Stalin portraits go on displays in Donetsk.

Portraits of former Soviet dictator Joseph Stalin emerged on displays in the center of Donetsk, the pro-russian rebel capital of eastern Ukraine.
as the separatist authorities fuel a mood of Soviet nostalgia.


The rebels revive Soviet customs to cement their Moscow-backed rule and fuel a mood of Soviet nostalgia.

The horrors of Stalin's repressions and the deaths of up to five million Ukrainians in the 1930s due to famine caused by forced collectivization go unmentioned.

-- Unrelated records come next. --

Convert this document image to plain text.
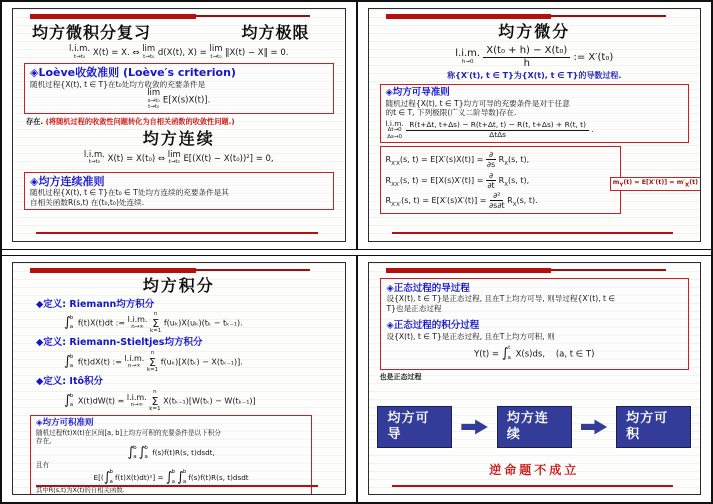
均方微积分复习	均方极限
l.i.m.
t→t₀ X(t) = X. ⇔ lim
t→t₀ d(X(t), X) = lim
t→t₀ ‖X(t) − X‖ = 0.
◈Loève收敛准则 (Loève′s criterion)
随机过程{X(t), t ∈ T}在t₀处均方收敛的充要条件是
lim
s→t₀
t→t₀
E[X(s)X(t)].
存在. (将随机过程的收敛性问题转化为自相关函数的收敛性问题.)
均方连续
l.i.m.
t→t₀ X(t) = X(t₀) ⇔ lim
t→t₀ E[(X(t) − X(t₀))²] = 0,
◈均方连续准则
随机过程{X(t), t ∈ T}在t₀ ∈ T处均方连续的充要条件是其
自相关函数R(s,t) 在(t₀,t₀)处连续.
均方微分
l.i.m.
h→0
$\frac{\text{X(t₀ + h) − X(t₀)}}{h}$ := X′(t₀)
称{X′(t), t ∈ T}为{X(t), t ∈ T}的导数过程.
◈均方可导准则
随机过程{X(t), t ∈ T}均方可导的充要条件是对于任意
的t ∈ T, 下列极限(广义二阶导数)存在.
l.i.m.
Δt→0
Δs→0
$\frac{R(t+\Delta t, t+\Delta s) - R(t+\Delta t, t) - R(t, t+\Delta s) + R(t, t)}{\text{ΔtΔs}}$ .
$R_{X'X}(s$, $t) = E[X'(s)X(t)] = \frac{\partial}{\partial s} R_X(s$, t),
$R_{XX'}(s$, $t) = E[X(s)X'(t)] = \frac{\partial}{\partial t} R_X(s$, t),
$R_{X'X'}(s$, $t) = E[X'(s)X'(t)] = \frac{\text{∂²}}{\partial s\partial t} R_X(s$, t).
$m_Y(t) = E[X'(t)] = m'_X(t)$
均方积分
◆定义: Riemann均方积分
∫ b
a f(t)X(t)dt := l.i.m.
n→∞

n
Σ
k=1
f(uₖ)X(uₖ)(tₖ − tₖ₋₁).
◆定义: Riemann-Stieltjes均方积分
∫ b
a f(t)dX(t) := l.i.m.
n→∞

n
Σ
k=1
f(uₖ)[X(tₖ) − X(tₖ₋₁)].
◆定义: Itô积分
∫ b
a X(t)dW(t) = l.i.m.
n→∞

n
Σ
k=1
X(tₖ₋₁)[W(tₖ) − W(tₖ₋₁)]
◈均方可积准则
随机过程f(t)X(t)在区间[a, b]上均方可积的充要条件是以下积分
存在,
∫ b
a ∫ b
a f(s)f(t)R(s, t)dsdt,
且有
E[(∫ b
a f(t)X(t)dt)²] = ∫ b
a ∫ b
a f(s)f(t)R(s, t)dsdt
其中R(s,t)为X(t)的自相关函数.
◈正态过程的导过程
设{X(t), t ∈ T}是正态过程, 且在T上均方可导, 则导过程{X′(t), t ∈
T}也是正态过程
◈正态过程的积分过程
设{X(t), t ∈ T}是正态过程, 且在T上均方可积, 则
Y(t) = ∫ t
a X(s)ds, (a, t ∈ T)
也是正态过程
均方可导
均方连续
均方可积
逆命题不成立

The Donetsk rebel leader Alexander Zakharchenko told AFP how he regretted the break-up of the Soviet Union.

"The Soviet Union was a great country and it was a huge mistake that it was destroyed by the CIA and other secret services," said the 39-year-old former field commander who prefers to dress in camouflage gear.

"Europe and other countries were scared stiff of us."

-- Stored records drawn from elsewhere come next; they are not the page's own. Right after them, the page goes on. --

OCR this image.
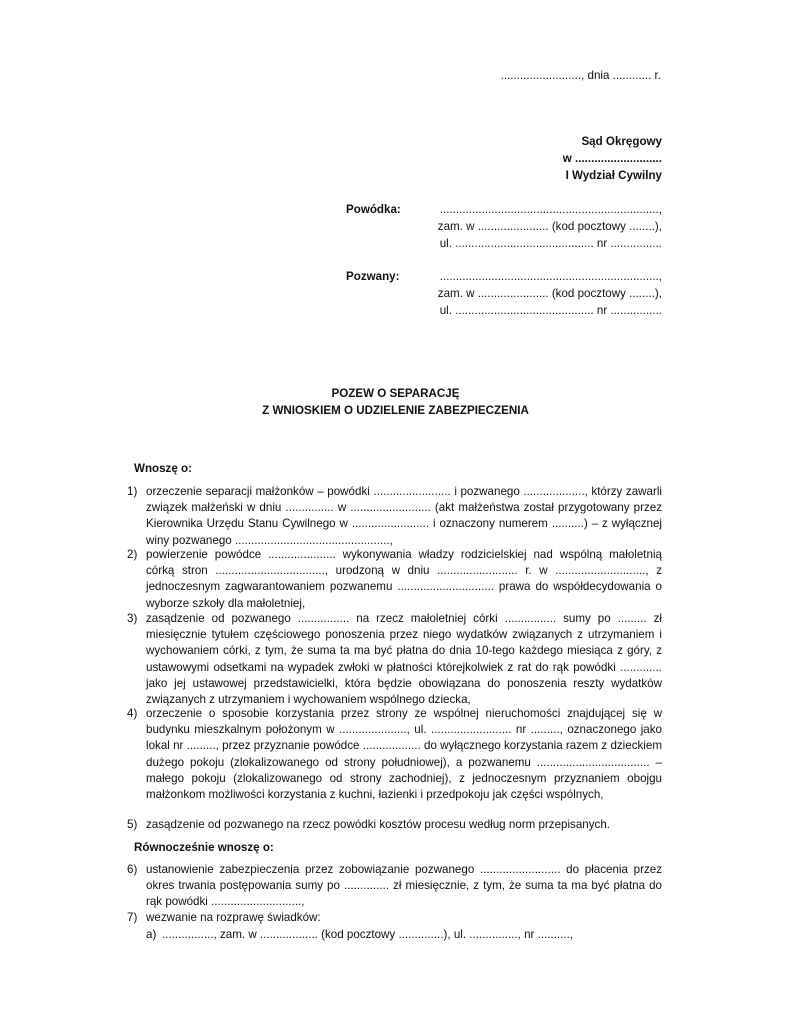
........................., dnia ............ r.
Sąd Okręgowy
w ...........................
I Wydział Cywilny
Powódka:	....................................................................,
zam. w ...................... (kod pocztowy ........),
ul. ........................................... nr ................
Pozwany:	....................................................................,
zam. w ...................... (kod pocztowy ........),
ul. ........................................... nr ................
POZEW O SEPARACJĘ
Z WNIOSKIEM O UDZIELENIE ZABEZPIECZENIA
Wnoszę o:
1) orzeczenie separacji małżonków – powódki ........................ i pozwanego ..................., którzy zawarli związek małżeński w dniu ............... w ......................... (akt małżeństwa został przygotowany przez Kierownika Urzędu Stanu Cywilnego w ........................ i oznaczony numerem ..........) – z wyłącznej winy pozwanego ................................................,
2) powierzenie powódce ..................... wykonywania władzy rodzicielskiej nad wspólną małoletnią córką stron .................................., urodzoną w dniu ......................... r. w ............................, z jednoczesnym zagwarantowaniem pozwanemu .............................. prawa do współdecydowania o wyborze szkoły dla małoletniej,
3) zasądzenie od pozwanego ................ na rzecz małoletniej córki ................ sumy po ......... zł miesięcznie tytułem częściowego ponoszenia przez niego wydatków związanych z utrzymaniem i wychowaniem córki, z tym, że suma ta ma być płatna do dnia 10-tego każdego miesiąca z góry, z ustawowymi odsetkami na wypadek zwłoki w płatności którejkolwiek z rat do rąk powódki ............. jako jej ustawowej przedstawicielki, która będzie obowiązana do ponoszenia reszty wydatków związanych z utrzymaniem i wychowaniem wspólnego dziecka,
4) orzeczenie o sposobie korzystania przez strony ze wspólnej nieruchomości znajdującej się w budynku mieszkalnym położonym w ....................., ul. ......................... nr ........., oznaczonego jako lokal nr ........., przez przyznanie powódce .................. do wyłącznego korzystania razem z dzieckiem dużego pokoju (zlokalizowanego od strony południowej), a pozwanemu ................................... – małego pokoju (zlokalizowanego od strony zachodniej), z jednoczesnym przyznaniem obojgu małżonkom możliwości korzystania z kuchni, łazienki i przedpokoju jak części wspólnych,
5) zasądzenie od pozwanego na rzecz powódki kosztów procesu według norm przepisanych.
Równocześnie wnoszę o:
6) ustanowienie zabezpieczenia przez zobowiązanie pozwanego ......................... do płacenia przez okres trwania postępowania sumy po .............. zł miesięcznie, z tym, że suma ta ma być płatna do rąk powódki ............................,
7) wezwanie na rozprawę świadków:
a) ................, zam. w .................. (kod pocztowy ..............), ul. ..............., nr ..........,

The Donetsk rebels' deputy defense minister Eduard Basurin wears a badge with Stalin's profile on his uniform.

This new cult of Stalin revives the memories in Donetsk, a coal-mining city that was formerly known as Stalino.

Such reverence for Stalin contrasts with Ukraine's pro-Western government, which in May passed laws making it illegal to display Soviet symbols, as it does Nazi swastikas.